La corriera si era fermata dinanzi ad una casa un po’ tozza, con una facciata senza finestre, o quasi. C’era solo una porta con sopra scritto a stampatello “Ristoro”. Alcune persone scesero, portandosi dietro fagotti e scatoloni legati con il cordino. Erano per lo più donne anziane, basse, un po’ squadrate, con vesti nere ed in testa pezzuole scure o azzurre con stampati piccoli fiorellini o stelline.
“È gente che va a S. Pellegrino, alla tomba del Santo!” spiegò qualcuno degli altri passeggeri rimasti a bordo.
“Luciana!” disse il nonno “uno dei prossimi giorni, dopo che ci saremo sistemati, avrei anch’io piacere di andare dal Santo, con i nevodi, naturalmente!”
La figlia, questa volta si volse, e guardando il padre fece un segno affermativo con la testa “Non abbiamo molto tempo, ma vedremo di accontentarvi!” Sapeva quanto il padre e la sua famiglia fossero devoti a quel santo e desiderava con tutto il cuore di poterlo accontentare.
La corriera si mosse, imboccando la discesa.
Fino ad allora avevano viaggiato in una stretta strada polverosa, aggrappata alla montagna, sul ciglio di profondi burroni oppure in mezzo ai boschi, prima di castagni, poi di faggi, con rare zone aperte alla luce. Al di là del passo si vedevano invece solo ampi pascoli e prati, irregolarmente divisi dalle file degli alberi che crescevano lungo i ruscelli ed i torrenti. Lo sguardo spaziava per una ampia vallata, in leggera discesa, movimentata da collinette di poca importanza. I boschi erano sulla destra della strada e salivano sulle pendici dei monti azzurrini che chiudevano il paesaggio verso sud ed est: il Monte Giovo, lo Spicchio, il Monte Albano, l’Alpe di San Pellegrino.
Dopo poco la corriera fece un’altra fermata, dinanzi ad una vecchia casa.

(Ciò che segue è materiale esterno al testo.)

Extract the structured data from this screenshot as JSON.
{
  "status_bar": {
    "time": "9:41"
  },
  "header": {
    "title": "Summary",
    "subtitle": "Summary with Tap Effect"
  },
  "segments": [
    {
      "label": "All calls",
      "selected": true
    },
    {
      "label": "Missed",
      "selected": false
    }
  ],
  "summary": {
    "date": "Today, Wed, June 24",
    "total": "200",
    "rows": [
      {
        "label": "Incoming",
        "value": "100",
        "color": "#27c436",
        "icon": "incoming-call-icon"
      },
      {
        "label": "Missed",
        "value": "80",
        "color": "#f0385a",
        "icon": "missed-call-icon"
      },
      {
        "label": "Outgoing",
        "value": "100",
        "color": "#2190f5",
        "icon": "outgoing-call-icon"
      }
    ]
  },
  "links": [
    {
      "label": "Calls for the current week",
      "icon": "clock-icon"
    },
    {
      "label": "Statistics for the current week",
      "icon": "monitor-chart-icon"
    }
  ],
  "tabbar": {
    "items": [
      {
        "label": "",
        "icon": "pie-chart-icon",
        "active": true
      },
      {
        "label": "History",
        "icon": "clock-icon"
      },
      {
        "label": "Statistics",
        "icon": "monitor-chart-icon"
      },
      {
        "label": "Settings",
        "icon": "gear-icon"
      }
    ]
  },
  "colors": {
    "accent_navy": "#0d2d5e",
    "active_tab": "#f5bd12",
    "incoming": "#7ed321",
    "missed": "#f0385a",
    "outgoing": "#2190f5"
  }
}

“Siamo arrivati!” disse il nonno, alzandosi in piedi “È la nostra fermata: l’Imbrancamento. La corriera non va a S. Anna, ma a Piandelagotti!”
Anche Luciana, imitata dalle due bambine, si era alzata in piedi, ma, sgomenta per la novità, non si accingeva a scendere. I due maschi invece saltarono a terra ed aiutarono il nonno a calarsi dall’alto scalino. L’autista era sceso e stava allineando al bordo strada le loro valige.
Quando la corriera ripartì, imboccando una strada in discesa che si innestava con un angolo molto acuto, Brunino chiese cosa voleva dire “imbrancamento”. Riccardo, fresco degli studi di francese, disse che pensava che quella parola avesse una qualche parentela con tale lingua e volesse appunto dire diramazione, innesto. Ma il nonno spiegò che quello era il punto dove i pastori riunivano i loro greggi, cioè imbrancavano le pecore.